Gestohlene Krypto-Daten: Das lukrative Darknet-Geschäft

Der Handel mit gestohlenen Krypto-Zugangsdaten ist ein organisiertes und hochprofitables Geschäft im Darknet. Durchschnittlich werden Accounts für rund 105 US-Dollar gehandelt, doch der Preis variiert je nach Kontostand und Sicherheitsmerkmalen.

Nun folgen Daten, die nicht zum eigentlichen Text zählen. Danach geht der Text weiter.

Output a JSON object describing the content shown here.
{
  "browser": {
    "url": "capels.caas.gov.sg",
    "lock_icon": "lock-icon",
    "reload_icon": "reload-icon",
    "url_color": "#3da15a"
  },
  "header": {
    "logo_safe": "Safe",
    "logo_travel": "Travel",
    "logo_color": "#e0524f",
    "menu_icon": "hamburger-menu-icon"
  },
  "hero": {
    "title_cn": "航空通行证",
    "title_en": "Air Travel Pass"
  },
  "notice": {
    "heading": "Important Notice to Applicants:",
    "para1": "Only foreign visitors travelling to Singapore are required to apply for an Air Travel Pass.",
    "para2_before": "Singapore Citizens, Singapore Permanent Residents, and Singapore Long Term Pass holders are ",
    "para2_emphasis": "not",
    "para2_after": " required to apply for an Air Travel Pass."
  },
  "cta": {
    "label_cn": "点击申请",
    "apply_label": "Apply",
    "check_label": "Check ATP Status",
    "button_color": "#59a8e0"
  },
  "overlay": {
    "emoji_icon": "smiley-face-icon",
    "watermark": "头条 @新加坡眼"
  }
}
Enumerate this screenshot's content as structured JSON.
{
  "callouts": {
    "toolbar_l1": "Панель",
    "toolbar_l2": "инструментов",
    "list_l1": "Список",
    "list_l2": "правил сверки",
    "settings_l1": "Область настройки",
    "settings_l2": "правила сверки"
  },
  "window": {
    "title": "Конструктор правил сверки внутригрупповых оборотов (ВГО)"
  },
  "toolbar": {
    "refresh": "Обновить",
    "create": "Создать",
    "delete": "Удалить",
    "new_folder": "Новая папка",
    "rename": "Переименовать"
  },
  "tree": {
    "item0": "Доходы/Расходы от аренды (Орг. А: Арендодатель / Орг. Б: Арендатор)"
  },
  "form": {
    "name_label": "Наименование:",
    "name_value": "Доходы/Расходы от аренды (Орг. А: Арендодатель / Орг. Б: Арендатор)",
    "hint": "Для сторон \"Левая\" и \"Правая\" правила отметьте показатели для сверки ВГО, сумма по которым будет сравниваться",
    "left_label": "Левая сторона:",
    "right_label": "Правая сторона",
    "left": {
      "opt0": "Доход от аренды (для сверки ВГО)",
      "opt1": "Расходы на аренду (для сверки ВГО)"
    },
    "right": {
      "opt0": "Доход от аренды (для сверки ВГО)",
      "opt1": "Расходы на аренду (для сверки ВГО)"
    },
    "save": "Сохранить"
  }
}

Diebstahl von Krypto-Zugangsdaten erfolgt primär durch Phishing-Angriffe, bei denen Betrüger über gefälschte Webseiten oder E-Mails an die Logins gelangen. Auch Malware wie Keylogger und Infostealer spielen eine Rolle beim Entwenden persönlicher Informationen. Oft durchlaufen die gestohlenen Daten mehrere Händler im Untergrund, bevor sie final monetarisiert werden.

Telegram hat sich als zentraler Marktplatz etabliert, auf dem Hacker gestohlene Krypto-Daten anbieten. Diese Untergrundmärkte ähneln regulären Online-Shops und zeichnen sich durch feste Preise, Kundenbewertungen und klare Rollenverteilungen aus.

Der Wert gestohlener Krypto-Accounts steigt erheblich, wenn sie persönliche Daten, Telefonnummern und Ausweisdokumente enthalten. Ältere Login-Daten behalten ihren Wert, besonders bei mehrfach verwendeten Passwörtern.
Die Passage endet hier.